Squinzi has distanced himself, however, from suggestions that he could buy the Rossoneri himself one day. Sassuolo’s squad, he says, has nothing to envy of Milan’s. As of Sunday, the league table supports that assertion.

Talking points

• That late Milan equaliser was a hammer blow to Frosinone’s prospects of top-flight survival, but Palermo have given themselves hope by beating Sampdoria. The Sicilians moved level on points with 17th-placed Carpi, who lost at Juventus, although they remain behind on goal difference (both head-to-head matches ended in a draw). Udinese, three points further ahead, could yet be vulnerable after they were thrashed 5-1 at home by Torino.

Not a bad goal from Andrea Belotti in that Torino win, albeit facilitated by the near total absence of an Udinese defence.

• Likewise, Oliver Kragl’s long-range free-kick against Milan was beautifully struck, but Gianluigi Donnarumma should really have done better.

• Coolest finish of the weekend belonged to Miroslav Klose, who delayed long enough when clean through on goal to sit Samir Handanovic down before chipping the Inter goalkeeper. Lazio’s results since appointing Simone Inzaghi have been mixed, with wins against Empoli, Palermo and now Inter offset by defeats against Sampdoria and (less surprisingly) Juventus, but his players, at least, seem convinced.

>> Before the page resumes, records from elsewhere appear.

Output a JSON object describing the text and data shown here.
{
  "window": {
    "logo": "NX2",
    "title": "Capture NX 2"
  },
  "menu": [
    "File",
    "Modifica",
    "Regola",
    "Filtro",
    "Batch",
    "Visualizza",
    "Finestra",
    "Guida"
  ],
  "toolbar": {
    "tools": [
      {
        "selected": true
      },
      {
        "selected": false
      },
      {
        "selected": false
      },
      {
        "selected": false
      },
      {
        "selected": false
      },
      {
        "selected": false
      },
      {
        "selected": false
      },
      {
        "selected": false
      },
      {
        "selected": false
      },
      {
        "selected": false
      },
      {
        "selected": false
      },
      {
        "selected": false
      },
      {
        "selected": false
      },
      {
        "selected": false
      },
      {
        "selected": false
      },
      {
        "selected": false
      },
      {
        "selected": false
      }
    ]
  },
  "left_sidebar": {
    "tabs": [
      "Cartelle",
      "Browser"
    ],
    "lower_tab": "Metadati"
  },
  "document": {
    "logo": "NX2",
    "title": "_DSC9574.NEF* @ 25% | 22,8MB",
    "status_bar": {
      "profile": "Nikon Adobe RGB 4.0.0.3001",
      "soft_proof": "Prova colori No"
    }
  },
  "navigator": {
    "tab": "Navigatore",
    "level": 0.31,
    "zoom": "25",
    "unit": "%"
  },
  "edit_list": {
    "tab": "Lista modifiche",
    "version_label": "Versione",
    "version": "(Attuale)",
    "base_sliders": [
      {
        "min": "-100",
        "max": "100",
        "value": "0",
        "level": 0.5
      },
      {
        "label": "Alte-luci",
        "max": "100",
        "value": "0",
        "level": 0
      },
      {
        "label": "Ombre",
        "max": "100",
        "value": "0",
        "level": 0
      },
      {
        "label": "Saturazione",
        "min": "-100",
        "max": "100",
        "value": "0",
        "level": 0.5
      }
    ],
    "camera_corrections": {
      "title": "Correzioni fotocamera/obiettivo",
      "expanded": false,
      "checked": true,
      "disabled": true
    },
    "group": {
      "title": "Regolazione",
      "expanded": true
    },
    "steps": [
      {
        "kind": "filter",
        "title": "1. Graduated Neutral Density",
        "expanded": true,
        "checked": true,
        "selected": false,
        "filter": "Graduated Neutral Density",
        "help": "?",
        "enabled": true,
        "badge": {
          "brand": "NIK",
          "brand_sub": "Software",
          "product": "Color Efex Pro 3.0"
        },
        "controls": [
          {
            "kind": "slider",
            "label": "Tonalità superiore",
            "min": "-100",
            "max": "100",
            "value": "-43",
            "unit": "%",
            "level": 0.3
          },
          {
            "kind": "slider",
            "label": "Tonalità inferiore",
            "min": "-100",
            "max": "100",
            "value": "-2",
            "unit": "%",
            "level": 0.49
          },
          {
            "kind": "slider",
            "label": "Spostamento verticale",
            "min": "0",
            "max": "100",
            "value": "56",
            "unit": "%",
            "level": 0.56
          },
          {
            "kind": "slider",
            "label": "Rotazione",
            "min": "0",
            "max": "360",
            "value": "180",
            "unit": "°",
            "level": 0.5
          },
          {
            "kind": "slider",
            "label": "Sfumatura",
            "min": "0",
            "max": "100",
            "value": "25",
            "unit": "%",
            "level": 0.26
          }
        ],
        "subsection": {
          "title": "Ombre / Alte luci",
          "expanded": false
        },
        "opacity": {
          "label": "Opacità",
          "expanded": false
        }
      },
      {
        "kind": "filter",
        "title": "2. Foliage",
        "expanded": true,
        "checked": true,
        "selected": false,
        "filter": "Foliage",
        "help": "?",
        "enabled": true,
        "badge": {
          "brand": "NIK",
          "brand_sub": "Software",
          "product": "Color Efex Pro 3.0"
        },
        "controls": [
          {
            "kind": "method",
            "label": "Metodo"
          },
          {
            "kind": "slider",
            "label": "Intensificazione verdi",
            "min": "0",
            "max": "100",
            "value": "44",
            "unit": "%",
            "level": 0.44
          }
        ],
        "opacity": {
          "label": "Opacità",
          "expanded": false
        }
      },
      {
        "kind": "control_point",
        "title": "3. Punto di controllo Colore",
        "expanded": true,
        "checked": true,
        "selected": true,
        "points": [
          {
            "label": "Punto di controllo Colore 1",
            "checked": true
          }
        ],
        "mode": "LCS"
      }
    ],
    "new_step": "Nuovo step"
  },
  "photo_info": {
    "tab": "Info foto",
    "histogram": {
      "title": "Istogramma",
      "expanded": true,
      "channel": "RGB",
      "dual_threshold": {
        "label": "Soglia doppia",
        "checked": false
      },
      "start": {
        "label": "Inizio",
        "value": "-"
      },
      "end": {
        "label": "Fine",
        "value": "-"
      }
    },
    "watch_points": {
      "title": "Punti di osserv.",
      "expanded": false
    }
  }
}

Klose, Keita and Antonio Candreva were all heard telling reporters on Sunday night that they hoped he would stay on beyond the end of this season.

• The race for second place resumes on Monday, with both Napoli and Roma playing evening games, but Luciano Spalletti delivered some good news early when he confirmed that Kevin Strootman would start for the Giallorossi – the first time that he has done so since blowing out his knee against Fiorentina 463 days ago, all the way back in January 2015.

Results: Chievo 0-0 Fiorentina, Empoli 0-0 Bologna, Juventus 2-0 Carpi, Lazio 2-0 Inter, Milan 3-3 Frosinone, Palermo 2-0 Sampdoria, Sassuolo 1-0 Verona, Udinese 1-5 Torino.